L’électorat des partis « populistes » et anti-immigration est de plus en plus féminin !

Depuis qu’un homme a été tué, le dimanche 26 août, et deux demandeurs d’asile suspectés de son crime (un Syrien et un Irakien), la ville de Chemnitz, en ex-Allemagne de l’Est, est le lieu d’affrontements manifestants pro et anti-immigration. Soit, pour les médias réducteurs, extrême gauche contre extrême droite, le camp du bien contre l’empire du mal.

L’Europe est en émoi qui voit de nouveau surgir le spectre noir de l’extrême droite… car, au lendemain du meurtre, ils sont 800 sympathisants de ces partis à descendre dans la rue pour « une chasse aux étrangers ». Le lendemain, 2.000. Le 30 août, nouveau défilé pour réclamer le départ d’Angela Merkel. Et le samedi 1er septembre, plus de 4.500 personnes défilent dans les rues de la ville, principalement à l’appel de l’AfD, contre 3.500 pour le camp d’en face, celui des partis de gauche. Et le mouvement paraît n’être qu’à son début.

Dans la vision manichéenne qui a cours aujourd’hui, il y aurait donc les bons et les méchants, et la chancelière Merkel, à qui il est reproché d’avoir ouvert en grand les frontières, dénonce « la haine dans la rue ». Sans doute. Mais pas que…

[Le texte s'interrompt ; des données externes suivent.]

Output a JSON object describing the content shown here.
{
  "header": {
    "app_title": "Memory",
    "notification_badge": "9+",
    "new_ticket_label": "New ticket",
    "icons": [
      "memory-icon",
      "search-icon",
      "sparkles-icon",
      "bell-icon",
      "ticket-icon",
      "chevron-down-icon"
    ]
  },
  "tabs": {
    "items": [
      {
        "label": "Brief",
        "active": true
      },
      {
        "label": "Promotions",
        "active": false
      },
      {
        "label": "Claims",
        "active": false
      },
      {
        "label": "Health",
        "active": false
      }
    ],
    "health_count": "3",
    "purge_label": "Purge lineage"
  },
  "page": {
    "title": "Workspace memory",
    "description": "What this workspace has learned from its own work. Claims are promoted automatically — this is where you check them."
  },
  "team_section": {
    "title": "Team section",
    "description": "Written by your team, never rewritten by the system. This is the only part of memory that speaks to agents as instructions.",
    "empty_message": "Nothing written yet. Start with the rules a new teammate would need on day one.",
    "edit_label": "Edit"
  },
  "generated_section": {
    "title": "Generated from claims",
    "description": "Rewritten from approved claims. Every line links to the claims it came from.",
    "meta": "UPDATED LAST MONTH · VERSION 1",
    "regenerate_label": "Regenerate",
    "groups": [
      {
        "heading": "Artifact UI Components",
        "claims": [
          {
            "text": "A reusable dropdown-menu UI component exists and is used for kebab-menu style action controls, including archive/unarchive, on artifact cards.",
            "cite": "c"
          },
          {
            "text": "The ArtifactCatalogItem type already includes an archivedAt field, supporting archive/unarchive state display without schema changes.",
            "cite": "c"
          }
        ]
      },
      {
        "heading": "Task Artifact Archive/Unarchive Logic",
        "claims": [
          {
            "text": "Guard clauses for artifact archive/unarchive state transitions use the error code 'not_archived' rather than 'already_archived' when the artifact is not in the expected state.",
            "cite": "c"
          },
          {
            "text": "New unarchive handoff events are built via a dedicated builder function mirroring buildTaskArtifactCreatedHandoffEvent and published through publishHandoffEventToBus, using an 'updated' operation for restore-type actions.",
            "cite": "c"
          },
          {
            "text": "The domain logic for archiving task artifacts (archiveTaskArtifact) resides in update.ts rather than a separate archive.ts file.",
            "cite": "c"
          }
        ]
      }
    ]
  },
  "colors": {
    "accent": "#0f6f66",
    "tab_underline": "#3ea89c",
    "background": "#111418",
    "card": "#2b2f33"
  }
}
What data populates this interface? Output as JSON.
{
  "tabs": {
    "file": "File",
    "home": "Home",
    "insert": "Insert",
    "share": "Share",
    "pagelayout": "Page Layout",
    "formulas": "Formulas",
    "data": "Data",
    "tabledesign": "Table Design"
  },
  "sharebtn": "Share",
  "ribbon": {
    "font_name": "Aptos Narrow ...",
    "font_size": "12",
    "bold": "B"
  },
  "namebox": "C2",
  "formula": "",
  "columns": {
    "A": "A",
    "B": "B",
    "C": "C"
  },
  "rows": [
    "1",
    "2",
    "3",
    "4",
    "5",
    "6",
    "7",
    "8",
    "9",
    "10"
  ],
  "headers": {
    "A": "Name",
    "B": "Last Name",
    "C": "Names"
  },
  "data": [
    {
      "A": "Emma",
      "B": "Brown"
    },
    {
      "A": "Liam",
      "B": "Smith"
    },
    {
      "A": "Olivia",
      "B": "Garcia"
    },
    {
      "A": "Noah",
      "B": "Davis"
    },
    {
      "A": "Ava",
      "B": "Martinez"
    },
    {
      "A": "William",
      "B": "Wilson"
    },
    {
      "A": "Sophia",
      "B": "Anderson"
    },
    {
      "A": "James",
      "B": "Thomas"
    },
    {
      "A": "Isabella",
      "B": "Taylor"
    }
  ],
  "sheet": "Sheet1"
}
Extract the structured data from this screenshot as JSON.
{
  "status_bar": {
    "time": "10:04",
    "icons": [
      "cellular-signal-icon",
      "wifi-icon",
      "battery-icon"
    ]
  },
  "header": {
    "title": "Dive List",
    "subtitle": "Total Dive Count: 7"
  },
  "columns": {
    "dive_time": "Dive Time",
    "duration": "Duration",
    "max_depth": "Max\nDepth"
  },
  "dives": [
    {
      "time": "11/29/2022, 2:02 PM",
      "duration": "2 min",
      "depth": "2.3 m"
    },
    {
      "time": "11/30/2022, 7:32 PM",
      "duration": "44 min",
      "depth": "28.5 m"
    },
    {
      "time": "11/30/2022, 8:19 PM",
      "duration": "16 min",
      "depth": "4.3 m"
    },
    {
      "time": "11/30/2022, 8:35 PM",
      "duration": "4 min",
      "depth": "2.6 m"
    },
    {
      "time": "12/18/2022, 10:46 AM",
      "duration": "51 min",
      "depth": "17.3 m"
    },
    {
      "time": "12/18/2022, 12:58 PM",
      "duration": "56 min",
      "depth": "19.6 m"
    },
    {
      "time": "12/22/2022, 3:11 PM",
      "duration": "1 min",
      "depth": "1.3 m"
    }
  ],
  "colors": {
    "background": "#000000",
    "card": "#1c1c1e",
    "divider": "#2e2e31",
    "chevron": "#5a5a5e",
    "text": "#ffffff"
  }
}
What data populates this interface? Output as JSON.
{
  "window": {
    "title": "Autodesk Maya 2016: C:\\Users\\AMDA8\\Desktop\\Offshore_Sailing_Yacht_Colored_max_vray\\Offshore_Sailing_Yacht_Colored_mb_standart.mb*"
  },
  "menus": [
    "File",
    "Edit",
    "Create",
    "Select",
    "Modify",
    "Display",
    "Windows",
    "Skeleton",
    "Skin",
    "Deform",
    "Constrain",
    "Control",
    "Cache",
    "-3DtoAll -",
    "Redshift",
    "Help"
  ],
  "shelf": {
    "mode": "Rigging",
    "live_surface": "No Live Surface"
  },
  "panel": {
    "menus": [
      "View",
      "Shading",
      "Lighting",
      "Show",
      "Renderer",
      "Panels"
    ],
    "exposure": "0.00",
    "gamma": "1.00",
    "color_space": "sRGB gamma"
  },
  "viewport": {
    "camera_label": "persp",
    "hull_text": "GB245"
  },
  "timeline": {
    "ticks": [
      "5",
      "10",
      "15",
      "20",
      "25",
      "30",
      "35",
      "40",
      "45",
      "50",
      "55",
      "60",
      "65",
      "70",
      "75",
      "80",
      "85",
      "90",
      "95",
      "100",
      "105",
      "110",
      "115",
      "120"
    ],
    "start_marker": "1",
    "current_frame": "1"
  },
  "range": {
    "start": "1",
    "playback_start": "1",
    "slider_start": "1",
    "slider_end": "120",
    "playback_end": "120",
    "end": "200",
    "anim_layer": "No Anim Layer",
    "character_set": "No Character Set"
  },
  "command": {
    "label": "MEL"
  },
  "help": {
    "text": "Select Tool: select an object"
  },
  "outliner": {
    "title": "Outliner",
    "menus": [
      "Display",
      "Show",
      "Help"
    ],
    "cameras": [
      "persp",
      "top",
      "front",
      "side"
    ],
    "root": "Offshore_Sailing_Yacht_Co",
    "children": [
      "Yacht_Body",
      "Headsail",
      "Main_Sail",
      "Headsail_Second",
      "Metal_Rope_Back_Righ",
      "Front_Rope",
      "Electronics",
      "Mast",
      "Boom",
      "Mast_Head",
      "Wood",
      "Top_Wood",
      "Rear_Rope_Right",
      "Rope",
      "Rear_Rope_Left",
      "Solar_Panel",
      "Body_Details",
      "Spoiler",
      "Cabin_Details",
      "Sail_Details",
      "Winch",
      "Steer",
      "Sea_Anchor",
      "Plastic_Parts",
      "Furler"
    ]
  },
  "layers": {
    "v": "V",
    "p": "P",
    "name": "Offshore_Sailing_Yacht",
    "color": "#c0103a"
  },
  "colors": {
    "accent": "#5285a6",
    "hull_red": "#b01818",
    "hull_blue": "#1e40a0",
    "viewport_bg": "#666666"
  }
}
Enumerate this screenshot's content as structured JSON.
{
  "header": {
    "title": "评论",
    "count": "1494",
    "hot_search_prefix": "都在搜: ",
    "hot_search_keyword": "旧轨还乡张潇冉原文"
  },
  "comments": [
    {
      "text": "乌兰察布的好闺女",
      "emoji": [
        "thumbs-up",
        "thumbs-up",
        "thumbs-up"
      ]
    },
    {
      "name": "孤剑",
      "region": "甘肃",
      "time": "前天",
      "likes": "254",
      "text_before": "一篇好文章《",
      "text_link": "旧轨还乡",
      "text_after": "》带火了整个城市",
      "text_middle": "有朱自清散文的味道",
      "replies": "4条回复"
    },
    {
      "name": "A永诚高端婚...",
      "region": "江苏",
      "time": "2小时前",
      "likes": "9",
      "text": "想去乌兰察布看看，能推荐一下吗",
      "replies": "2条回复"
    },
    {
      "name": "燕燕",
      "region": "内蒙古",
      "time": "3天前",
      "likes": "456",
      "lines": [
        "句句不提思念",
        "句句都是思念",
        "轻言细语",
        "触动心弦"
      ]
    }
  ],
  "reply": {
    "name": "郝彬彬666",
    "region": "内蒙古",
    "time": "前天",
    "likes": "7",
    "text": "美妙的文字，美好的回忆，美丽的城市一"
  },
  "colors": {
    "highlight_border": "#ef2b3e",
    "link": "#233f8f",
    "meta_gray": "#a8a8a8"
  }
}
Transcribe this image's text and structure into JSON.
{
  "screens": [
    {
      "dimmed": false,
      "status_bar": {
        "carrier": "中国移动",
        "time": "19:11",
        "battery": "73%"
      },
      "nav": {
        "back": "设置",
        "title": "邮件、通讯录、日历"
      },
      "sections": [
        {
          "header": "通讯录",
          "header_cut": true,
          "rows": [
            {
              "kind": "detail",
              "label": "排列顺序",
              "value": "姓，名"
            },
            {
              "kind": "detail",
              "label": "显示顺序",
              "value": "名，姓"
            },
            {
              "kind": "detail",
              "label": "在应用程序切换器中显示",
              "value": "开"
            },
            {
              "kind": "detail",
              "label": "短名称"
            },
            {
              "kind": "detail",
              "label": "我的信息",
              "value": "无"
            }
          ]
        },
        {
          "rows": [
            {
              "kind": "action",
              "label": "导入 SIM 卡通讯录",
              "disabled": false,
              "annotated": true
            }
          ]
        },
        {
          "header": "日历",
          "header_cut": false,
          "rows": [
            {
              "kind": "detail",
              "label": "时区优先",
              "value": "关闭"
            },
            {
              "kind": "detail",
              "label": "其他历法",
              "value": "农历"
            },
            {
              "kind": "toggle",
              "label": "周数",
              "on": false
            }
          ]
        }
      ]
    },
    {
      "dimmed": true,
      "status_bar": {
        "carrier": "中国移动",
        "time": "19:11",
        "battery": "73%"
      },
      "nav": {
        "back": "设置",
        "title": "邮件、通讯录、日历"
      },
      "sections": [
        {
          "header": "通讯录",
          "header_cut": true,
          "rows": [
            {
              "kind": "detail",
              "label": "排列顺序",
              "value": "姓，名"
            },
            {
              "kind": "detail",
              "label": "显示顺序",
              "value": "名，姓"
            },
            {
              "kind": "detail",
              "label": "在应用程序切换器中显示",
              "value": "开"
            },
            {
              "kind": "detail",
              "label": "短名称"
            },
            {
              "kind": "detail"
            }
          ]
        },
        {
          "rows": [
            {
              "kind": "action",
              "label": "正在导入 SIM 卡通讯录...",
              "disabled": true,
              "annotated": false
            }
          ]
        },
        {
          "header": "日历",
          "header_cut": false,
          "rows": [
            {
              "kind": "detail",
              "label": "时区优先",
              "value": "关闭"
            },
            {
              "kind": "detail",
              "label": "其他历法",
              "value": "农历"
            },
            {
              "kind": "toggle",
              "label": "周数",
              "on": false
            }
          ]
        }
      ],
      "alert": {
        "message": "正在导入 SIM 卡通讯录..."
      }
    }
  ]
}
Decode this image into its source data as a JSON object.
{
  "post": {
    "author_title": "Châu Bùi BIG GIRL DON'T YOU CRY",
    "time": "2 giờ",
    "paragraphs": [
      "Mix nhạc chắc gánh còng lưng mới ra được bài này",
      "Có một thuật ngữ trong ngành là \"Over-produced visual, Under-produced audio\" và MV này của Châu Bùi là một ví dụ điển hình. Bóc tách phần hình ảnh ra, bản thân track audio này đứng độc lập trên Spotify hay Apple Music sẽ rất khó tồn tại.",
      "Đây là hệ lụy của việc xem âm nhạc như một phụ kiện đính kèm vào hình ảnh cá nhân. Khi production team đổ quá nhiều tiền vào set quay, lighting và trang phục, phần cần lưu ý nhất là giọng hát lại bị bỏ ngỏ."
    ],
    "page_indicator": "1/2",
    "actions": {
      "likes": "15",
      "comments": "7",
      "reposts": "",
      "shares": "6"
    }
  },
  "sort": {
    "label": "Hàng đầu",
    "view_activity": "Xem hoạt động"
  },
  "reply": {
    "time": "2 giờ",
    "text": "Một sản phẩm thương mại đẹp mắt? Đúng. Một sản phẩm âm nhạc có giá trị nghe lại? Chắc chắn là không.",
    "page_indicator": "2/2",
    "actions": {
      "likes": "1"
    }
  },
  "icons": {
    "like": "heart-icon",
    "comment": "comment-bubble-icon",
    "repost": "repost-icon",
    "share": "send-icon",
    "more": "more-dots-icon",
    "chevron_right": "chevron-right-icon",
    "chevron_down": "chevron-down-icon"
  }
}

La lecture simpliste de l’Histoire et de la sociologie du temps voudrait que les partisans du mouvement anti-islam PEGIDA et du parti anti-immigration AfD fussent tous des gros Blancs bas de plafond et forts en muscles. Des abrutis qui lèvent le bras comme un ressort, passent leurs loisirs en ratonnades et massacres d’antifas.

Mais est-ce si sûr ?

Pas si l’on en croit les extraits d’une enquête (rapportée par Deutsche Welle) émanant de la fondation Friedrich Ebert (FES), affiliée au parti social-démocrate de centre gauche allemand. Elle avait pour but d’étudier l’électorat des partis populistes en Allemagne, en France, en Grèce, en Pologne, en Suède et en Hongrie, et ce qu’elle a découvert bouscule singulièrement les clichés. En effet, au-delà « des hommes blancs en colère » réputés former le gros de leurs troupes, il apparaît que « les femmes sont de plus en plus attirées par ces formations politiques » et « sont souvent plus radicales que leurs homologues masculins ».

Pour Elisa Gutsche, qui a dirigé l’étude, cela tient au fait que ces partis promeuvent une politique plus axée sur la famille. Et, qui sait (c’est moi qui suppute), axée peut-être aussi sur cette trilogie désormais honnie qui voudrait offrir à la famille du travail et une patrie… Mon Dieu, quelle horreur !

Sans qu’elle nous dise ce qu’elle entend par là, Elisa Gutsche déclare que « les femmes peuvent être plus enclines que les hommes à souscrire à de “fortes croyances xénophobes” », chose qui, dit-elle, l’a beaucoup surprise.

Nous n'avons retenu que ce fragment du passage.